Drug Repurposing to Target the Apoptosome in MAPKi-Resistant Melanoma

Melanoma is a deadly form of cancer characterized by high aggressiveness and remarkable therapy-resistance. The inactivation of apoptosis constitutes a common strategy adopted by cancer cells to survive death-stimulating drugs. We examined the transcriptome of human melanoma samples responders and resistant to MAPK inhibitors and discovered that APAF-1, the main component of apoptosome, is downregulated in resistant tumors. The decreased expression of APAF-1 was correlated with high levels of the melanoma survival oncogene MITF . We therefore demonstrated that the MITF/APAF-1 axis could be relevant in driving resistance to MAPK inhibitor treatments. A drug-repositioning screen identified Quinacrine and Methylbenzethonium as potent activators of apoptosis in a context that mimics drug resistance mediated by APAF-1 inactivation. Our findings demonstrated the pro-apoptotic and tumor-suppressor activity of the compounds in a large panel of melanoma cells, including patient-derived cells and in vivo models, where the two drugs showed remarkable suppression of MITF function.
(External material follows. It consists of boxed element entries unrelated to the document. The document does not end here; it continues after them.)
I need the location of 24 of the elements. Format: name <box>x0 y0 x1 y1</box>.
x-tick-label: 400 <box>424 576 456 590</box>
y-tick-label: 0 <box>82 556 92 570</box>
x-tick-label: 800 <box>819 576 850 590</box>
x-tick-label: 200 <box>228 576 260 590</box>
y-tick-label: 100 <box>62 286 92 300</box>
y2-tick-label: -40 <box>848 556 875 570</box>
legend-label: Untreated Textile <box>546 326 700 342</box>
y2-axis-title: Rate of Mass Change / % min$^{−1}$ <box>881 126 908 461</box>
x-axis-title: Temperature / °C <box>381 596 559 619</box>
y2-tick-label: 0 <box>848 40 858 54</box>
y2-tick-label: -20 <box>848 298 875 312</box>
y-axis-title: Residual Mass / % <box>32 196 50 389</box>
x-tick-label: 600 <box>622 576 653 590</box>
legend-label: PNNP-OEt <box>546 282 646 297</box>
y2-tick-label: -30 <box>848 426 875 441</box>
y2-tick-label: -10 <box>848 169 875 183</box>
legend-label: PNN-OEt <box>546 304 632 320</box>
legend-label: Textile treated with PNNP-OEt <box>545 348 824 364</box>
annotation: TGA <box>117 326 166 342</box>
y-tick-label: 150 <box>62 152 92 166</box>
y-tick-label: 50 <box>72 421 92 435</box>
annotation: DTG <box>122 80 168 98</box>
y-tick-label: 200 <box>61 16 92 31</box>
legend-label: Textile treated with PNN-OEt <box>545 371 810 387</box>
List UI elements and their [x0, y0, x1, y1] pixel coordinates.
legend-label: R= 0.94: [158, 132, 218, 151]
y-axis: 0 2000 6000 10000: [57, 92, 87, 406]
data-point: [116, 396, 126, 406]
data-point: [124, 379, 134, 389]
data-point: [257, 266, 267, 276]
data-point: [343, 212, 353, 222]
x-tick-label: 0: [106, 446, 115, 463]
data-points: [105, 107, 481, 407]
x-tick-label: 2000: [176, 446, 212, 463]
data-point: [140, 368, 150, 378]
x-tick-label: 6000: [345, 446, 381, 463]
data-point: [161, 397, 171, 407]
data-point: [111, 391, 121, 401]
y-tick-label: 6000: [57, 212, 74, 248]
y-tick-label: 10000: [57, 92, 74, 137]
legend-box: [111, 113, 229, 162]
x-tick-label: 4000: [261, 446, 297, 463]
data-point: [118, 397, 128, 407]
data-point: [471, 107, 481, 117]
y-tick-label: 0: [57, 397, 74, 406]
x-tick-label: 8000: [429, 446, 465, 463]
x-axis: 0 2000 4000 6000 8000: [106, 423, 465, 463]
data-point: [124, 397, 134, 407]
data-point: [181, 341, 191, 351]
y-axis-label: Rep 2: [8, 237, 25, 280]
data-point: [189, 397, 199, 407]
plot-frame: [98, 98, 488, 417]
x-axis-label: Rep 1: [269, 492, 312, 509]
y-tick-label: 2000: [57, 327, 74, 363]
Quinacrine and Methylbenzethonium profoundly sensitize BRAF and NRAS mutant melanoma cells to MAPK-pathway inhibitors, thus indicating their pharmacological relevance in melanoma. Transcriptomic profiles of melanoma cells revealed that both compounds regulate key-signaling networks in melanoma, including the MITF gene network. In summary, we demonstrate that inhibiting a driver of MAPK inhibitor resistance could improve current approaches of targeted melanoma therapy.